Overcoming the oldest problem in pedagogy

A short article by Lee Shulman does an excellent job capturing both the challenges and the goals of educating our students. Shulman, who has been at the forefront of the movement for a scholarship of teaching and learning (SoTL), focuses in on "the oldest problem of pedagogy":
What is the oldest problem of pedagogy? The appearance of learning, or illusory understanding, that is, the problem of people who appear to know something that they really don't know.
We often hear that we need to "engage" our students, and now we know why--so our students can overcome the problem of illusory understanding.
The only way we as teachers know whether our students understand something is by getting them to write or talk about it. As long as it remains inside their heads, we cannot teach, and in fact they don't know whether they understand it either. Deborah Meier (1995) once put it very well, in explaining why pedagogy was both straightforward and dauntingly difficult. She observed that, when properly understood, teaching is mainly listening, whereas learning is mainly talking.
So, students need plenty of opportunities to write and to talk, to make the "internal external, to render it what [Shulman has] called community property."

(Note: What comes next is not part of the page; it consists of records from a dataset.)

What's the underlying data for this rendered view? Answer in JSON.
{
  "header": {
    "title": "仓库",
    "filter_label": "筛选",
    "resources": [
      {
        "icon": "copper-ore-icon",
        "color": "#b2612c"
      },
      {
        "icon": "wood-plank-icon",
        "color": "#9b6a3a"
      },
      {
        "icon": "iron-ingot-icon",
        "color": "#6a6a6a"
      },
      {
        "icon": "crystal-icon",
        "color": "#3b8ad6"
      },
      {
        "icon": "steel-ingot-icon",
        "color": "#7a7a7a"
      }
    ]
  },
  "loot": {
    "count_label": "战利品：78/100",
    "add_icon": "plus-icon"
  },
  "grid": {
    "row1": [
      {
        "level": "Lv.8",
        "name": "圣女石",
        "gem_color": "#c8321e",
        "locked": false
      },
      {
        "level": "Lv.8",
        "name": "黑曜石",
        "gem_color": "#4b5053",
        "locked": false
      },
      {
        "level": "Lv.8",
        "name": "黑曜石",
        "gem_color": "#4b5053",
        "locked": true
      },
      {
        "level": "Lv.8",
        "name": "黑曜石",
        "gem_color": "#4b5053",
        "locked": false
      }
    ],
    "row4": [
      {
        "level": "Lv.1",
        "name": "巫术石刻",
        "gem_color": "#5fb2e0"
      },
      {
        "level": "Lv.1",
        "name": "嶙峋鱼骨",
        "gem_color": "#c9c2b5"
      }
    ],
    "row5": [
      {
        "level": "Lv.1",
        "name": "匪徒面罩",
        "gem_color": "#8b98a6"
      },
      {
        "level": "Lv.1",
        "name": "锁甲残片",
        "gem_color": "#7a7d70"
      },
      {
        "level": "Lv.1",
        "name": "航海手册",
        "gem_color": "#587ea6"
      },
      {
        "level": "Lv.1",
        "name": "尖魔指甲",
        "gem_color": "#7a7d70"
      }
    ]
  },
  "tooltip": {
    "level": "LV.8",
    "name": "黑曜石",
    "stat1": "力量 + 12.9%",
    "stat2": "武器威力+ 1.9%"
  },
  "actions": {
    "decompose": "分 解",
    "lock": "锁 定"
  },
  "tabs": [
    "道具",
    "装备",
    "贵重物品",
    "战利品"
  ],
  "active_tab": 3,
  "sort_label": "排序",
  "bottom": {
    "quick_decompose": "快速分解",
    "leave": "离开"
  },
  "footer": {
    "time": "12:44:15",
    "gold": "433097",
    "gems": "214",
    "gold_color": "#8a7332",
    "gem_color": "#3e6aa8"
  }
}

You can find resources at the CFD Web site to help you incorporate these opportunities into your courses. Specifically, click on the questions "What are my options for incorporating active learning into a course?" and "How do I incorporate collaborative, or peer to peer learning, in my course?" and you will be directed to additional resources. And if you know of online resources that are not referenced in the CFD Web site but should be, please let the staff know.

Citation: Shulman, Lee S. (2000). Teacher development: Roles of domain expertise and pedagogical knowledge. Journal of Applied Developmental Psychology 21(1): 129-135.